In 2015, after a string of police violence went viral, the same people were singing the same tired song. Crime rates were up and it was because police weren’t able to do their job, and the first Black president, Barack Obama, obviously wasn’t helping. This faux moral panic led to the “Ferguson effect”; the idea is named after the city where Michael Brown, an 18-year-old Black teenager, was shot and killed by Darren Wilson, a white Ferguson, Missouri, cop. The theory was that after the protests in Ferguson, police would stop responding to crime, causing the crime rate to go up. It turns out the Ferguson effect was a myth. But this didn’t stop Trump from announcing his presidential candidacy in 2015 by fear-mongering about immigrants and crime.

Maybe they’re not worried about crime at all but maintaining some sort of status quo in which white conservatives can weaponize data to advance whatever moral panic they’re trying to make happen. After all, despite the vast majority of murders being gun-related, the levels of gun worship have become almost pathological.

Just days after 15-year-old Ethan Crumbley was charged for shooting and killing four students and wounded seven people in Oxford, Michigan, Rep. Thomas Massie (R-Ky.) unveiled his family Christmas photo; seven people staring glassy-eyed into the camera with guns larger than a toddler. ’Tis the season.

So if the faux outrage about crime isn’t really about concern, what’s it really about?
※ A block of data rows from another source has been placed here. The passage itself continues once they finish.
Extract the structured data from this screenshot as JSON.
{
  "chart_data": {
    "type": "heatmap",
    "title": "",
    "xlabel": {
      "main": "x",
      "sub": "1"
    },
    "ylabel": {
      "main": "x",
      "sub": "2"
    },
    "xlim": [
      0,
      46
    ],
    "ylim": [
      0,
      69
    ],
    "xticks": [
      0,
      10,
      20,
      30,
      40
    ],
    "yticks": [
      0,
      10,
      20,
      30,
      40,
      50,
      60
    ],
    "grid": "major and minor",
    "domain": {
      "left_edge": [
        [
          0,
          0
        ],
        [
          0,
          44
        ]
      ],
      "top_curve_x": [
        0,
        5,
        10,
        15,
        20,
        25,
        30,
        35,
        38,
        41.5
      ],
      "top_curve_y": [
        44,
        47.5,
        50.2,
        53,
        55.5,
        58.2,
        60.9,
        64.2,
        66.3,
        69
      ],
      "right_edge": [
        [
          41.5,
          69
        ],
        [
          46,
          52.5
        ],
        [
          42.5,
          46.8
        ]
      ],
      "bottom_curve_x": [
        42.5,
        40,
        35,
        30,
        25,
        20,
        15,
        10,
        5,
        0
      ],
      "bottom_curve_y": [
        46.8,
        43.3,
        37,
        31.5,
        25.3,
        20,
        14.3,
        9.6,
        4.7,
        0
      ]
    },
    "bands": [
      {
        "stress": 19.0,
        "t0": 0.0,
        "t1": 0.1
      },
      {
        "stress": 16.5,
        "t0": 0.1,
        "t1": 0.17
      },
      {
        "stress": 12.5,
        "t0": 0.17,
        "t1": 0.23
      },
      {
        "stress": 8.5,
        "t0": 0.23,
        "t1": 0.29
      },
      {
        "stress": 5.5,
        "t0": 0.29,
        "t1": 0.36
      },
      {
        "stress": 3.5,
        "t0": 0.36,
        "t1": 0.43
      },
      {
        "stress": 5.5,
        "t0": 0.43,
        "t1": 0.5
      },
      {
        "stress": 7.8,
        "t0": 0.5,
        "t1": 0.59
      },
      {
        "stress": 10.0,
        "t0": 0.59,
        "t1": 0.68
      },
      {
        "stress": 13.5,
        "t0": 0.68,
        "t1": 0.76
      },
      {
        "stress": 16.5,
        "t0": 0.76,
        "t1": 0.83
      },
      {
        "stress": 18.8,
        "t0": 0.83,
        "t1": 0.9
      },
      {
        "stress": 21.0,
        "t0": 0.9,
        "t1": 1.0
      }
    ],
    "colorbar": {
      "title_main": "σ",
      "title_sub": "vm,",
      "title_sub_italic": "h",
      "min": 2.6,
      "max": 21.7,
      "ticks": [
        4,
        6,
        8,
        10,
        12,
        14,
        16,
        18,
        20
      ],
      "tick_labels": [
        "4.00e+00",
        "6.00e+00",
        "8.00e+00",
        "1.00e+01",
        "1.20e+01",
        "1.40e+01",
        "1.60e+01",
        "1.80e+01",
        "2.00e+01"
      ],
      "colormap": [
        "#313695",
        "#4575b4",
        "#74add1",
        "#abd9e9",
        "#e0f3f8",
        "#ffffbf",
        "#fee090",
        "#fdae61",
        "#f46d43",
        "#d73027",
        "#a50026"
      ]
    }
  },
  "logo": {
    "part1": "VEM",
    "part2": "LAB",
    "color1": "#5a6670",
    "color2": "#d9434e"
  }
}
The moral panic is about the 2022 midterms and the 2024 presidential elections. If Republicans and conservatives can convince enough nice white people that they’re only minutes away from being the victim of a crime and only the GOP can save them, as history has shown, that’s an electoral advantage. But even more broadly, fear-mongering about a crime surge is about maintaining a white status quo. The racial justice protests showed that there’s a growing appetite for Black equality — which means a moral panic is never far behind.